Southern Africa Trust Drivers of Change Award (2009) for changing Malawi from a country in perpetual food deficit to one that is entirely food-sufficient. “The boom in this sector has had a direct impact on millions of poor people. Under his leadership, poverty has declined from 58 to 42 percent in five years. Through his direct involvement in turning Malawi's future around, he is building new confidence and hope amongst the citizens of Africa in their governments.”

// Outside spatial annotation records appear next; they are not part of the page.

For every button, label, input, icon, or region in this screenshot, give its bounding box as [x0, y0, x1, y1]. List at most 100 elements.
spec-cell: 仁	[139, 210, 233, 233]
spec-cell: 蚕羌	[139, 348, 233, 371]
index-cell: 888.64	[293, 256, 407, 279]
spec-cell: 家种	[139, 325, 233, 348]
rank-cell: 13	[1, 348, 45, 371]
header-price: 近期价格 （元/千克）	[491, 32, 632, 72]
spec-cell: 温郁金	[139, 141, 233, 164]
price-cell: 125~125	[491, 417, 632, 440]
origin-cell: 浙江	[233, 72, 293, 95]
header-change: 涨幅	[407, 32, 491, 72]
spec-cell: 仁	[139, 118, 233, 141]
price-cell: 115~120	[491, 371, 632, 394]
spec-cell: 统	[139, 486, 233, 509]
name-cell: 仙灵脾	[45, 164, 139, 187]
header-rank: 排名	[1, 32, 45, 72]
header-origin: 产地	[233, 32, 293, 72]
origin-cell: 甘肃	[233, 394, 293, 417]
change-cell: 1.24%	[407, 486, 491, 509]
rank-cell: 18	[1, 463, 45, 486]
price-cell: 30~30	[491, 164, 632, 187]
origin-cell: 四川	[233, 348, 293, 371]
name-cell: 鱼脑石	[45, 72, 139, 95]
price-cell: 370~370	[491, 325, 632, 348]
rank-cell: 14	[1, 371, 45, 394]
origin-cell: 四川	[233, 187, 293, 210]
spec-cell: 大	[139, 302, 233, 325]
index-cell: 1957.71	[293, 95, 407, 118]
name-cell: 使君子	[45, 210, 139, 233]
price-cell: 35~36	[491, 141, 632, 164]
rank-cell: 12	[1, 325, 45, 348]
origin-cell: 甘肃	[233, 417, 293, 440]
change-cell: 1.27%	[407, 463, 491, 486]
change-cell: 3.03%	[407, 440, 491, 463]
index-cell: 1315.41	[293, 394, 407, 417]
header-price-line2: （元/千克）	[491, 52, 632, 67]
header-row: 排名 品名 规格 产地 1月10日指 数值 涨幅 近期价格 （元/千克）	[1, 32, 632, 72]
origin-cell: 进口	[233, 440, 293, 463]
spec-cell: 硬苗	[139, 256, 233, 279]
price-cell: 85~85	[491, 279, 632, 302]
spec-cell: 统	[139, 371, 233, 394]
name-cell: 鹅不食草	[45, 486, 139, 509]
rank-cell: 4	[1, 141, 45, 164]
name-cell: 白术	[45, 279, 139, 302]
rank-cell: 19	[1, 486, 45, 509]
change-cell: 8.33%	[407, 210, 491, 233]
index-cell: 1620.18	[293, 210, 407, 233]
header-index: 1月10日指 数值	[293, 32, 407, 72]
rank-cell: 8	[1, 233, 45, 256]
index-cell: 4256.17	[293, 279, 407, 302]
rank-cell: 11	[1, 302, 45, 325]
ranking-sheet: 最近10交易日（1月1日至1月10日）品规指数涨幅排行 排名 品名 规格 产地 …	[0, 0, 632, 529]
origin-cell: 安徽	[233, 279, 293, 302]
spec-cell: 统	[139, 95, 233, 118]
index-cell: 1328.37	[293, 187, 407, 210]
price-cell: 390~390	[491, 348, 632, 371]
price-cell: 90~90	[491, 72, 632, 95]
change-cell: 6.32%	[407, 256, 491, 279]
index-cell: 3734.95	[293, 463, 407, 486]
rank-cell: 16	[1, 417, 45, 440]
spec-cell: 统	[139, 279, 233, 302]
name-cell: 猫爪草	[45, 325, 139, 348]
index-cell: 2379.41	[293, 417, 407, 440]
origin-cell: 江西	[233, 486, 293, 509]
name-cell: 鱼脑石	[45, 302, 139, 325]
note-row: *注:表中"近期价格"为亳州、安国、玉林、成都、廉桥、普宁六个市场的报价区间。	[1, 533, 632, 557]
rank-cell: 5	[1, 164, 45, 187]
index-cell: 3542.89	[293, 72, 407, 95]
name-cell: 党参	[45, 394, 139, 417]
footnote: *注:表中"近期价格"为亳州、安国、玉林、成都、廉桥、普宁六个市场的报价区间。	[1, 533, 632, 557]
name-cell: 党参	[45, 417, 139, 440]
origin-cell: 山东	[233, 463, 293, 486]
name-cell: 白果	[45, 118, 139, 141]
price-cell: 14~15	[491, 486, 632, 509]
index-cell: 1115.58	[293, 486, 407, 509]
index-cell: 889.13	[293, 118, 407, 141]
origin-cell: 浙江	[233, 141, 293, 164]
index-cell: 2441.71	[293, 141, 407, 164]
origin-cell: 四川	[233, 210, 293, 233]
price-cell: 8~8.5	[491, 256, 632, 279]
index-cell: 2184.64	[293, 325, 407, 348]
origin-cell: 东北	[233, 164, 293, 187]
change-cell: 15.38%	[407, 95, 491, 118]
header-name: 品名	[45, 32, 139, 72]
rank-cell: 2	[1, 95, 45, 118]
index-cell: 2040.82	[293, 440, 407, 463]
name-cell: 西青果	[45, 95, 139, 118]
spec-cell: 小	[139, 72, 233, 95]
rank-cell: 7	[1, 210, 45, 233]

2009 Medal of Glory Awards – “President Mutharika was chosen for the award because of his bold reforms that have resulted in the Malawi green revolution, and Malawi's increase in its economic growth rate from less that 1 percent in 2003, before he took office to more than 9.7 percent in 2008, at the end of his first term office”
The Most Excellent Grand Commander (MEGC) – Top most award of Malawi order of National Achievement conferred by the Malawi Civilian Honours and Decorations, 6 July 2009
Inaugural Food Agriculture and Natural resources Policy Analysis Network (FANRPAN) Food Security Policy Leadership Award (2008), “for his agricultural policy interventions which have transformed Malawi form a food deficit nation to a net maize exporter”
FAO's Agricola Medal (2008) in honour of “his substantial contribution towards transforming the country's economy form a state of food deficit nation to a net exporter of maize”
Louise Blouin Foundation Award for Exceptional Creative Achievement (2008) for making a positive impact on a global scale
Danish Government Award of recognition for outstanding performances in promoting gender equality and women empowerment (2008).
Mutharika received several honorary degrees including Professor of Economics by East China Normal University, in April 2010; Doctor of Letters (D.Litt) Degree Honoris Causa by the University of Delhi in October, 2010; Doctor of Law (PhD Degree (Honoris Causa), Mzuzu University, in 2008 and Doctor of Philosophy (PhD) Degree (Honoris Causa), University of Strathclyde, Scotland in 2005.


He was the founder and chairman of the Bineth Trust – a nonprofit organisation promoting education; Founder of the Silvergrey International; and founder and Chairman of the Bingu Silvergrey Foundation of the elderly and retired persons. He is also the founder of the Malawi University of Science and Technology, the Lilongwe University of Agriculture and Natural Resources; University of Cotton Research at Bangula; the University of Marine biology; the University of Mombera and the University of Nkhotakota.